Last week, Senator Chris Murphy (D-Conn.) spoke with Jake Tapper regarding the grossly under-reported Saudi intervention in Yemen. Murphy said: “There is an American imprint on every civilian life lost [there]...we have decided to go to war in Yemen”.
When asked by Tapper to clarify who “we” is in his aforementioned statement, Murphy responded:
I should be careful about the collective ‘we’...the United States Congress has not debated a war authorization giving the President the power to conduct this operation in Yemen. And given that we are not targeting al-Qaeda, where there arguably still is a pending war authorization dating from September 11th, this war to many of us looks like it’s unauthorized.
Since March 2015, the UN has reported a total of 3,704 civilian deaths in Yemen, the mass majority of which were caused by US-supported Saudi air strikes within the country. Due to the robust and quasi-taboo US-Saudi relationship, American support for the intervention often goes without in-depth questioning during the rare occasions in which the war is mentioned in the mainstream at all.
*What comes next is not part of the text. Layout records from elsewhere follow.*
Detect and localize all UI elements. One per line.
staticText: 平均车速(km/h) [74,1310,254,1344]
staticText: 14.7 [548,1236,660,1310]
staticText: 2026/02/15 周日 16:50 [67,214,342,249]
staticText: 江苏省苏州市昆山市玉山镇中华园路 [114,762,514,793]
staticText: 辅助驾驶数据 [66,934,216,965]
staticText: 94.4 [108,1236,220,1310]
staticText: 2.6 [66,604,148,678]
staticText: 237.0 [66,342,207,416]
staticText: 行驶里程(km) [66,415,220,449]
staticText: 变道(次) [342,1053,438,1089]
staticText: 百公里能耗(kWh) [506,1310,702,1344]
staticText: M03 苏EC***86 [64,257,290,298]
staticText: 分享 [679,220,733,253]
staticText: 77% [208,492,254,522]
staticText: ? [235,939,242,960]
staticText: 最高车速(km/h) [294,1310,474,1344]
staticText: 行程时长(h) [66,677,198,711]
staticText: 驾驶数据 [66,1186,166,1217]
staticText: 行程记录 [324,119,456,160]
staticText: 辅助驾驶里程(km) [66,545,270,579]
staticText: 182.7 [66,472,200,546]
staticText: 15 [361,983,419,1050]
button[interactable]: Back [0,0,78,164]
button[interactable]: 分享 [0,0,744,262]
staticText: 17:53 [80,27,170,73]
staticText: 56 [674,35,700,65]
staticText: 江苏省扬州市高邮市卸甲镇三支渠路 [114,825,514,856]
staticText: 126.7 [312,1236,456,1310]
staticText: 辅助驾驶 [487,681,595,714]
Before the intervention, the Saudis purchased billions of dollars worth of weaponry from the United States, including eighty-four F-15s, 170 helicopters, and 1,300 cluster bombs. Journalist Andrew Cockburn states: “This enormous deal totaled $60 billion: the largest arms sale in U.S. history.” Soon afterwards, they put those weapons to use; of the (at least) 69 illegal airstrikes documented within the country, 19 of them included cluster bombs.
US support goes beyond extravagant financing; the Americans have also supplied the Saudis with in-air F-15 refueling and intelligence used for targeting. The former of these two is particularly bothersome considering that at least one school and four Doctors Without Borders hospitals have been bombed by the Saudis during the course of the intervention, an obvious violation of international law.
Human Rights Watch states in a report:
Under the laws of war, the United States, by directly assisting coalition military operations...is a party to the conflict in Yemen. As such, the US has a legal obligation to investigate alleged violations of the laws of war in which US forces may have been responsible and appropriate prosecute war crimes that may have been committed. We are unaware of US participation in any investigations of alleged laws of war violations committed in Yemen.
The Saudis rely heavily on their financial relationship with the United States. By stopping the sale of arms to the Saudis, the United States could prevent another unnecessary destruction of an Arab nation. When Congress convenes this September, around the time the Saudis will be asking for another weapons sale, Senator Chris Murphy plans to introduce a bipartisan plan for Congress to intervene and prevent the sale from going through.
Murphy made a refreshingly accurate point when he stated: “We are helping to radicalize the Yemeni population against the United States”. If such insight had been held by US officials in decades past, perhaps thousands of lives in numerous Middle Eastern countries would not have been lost.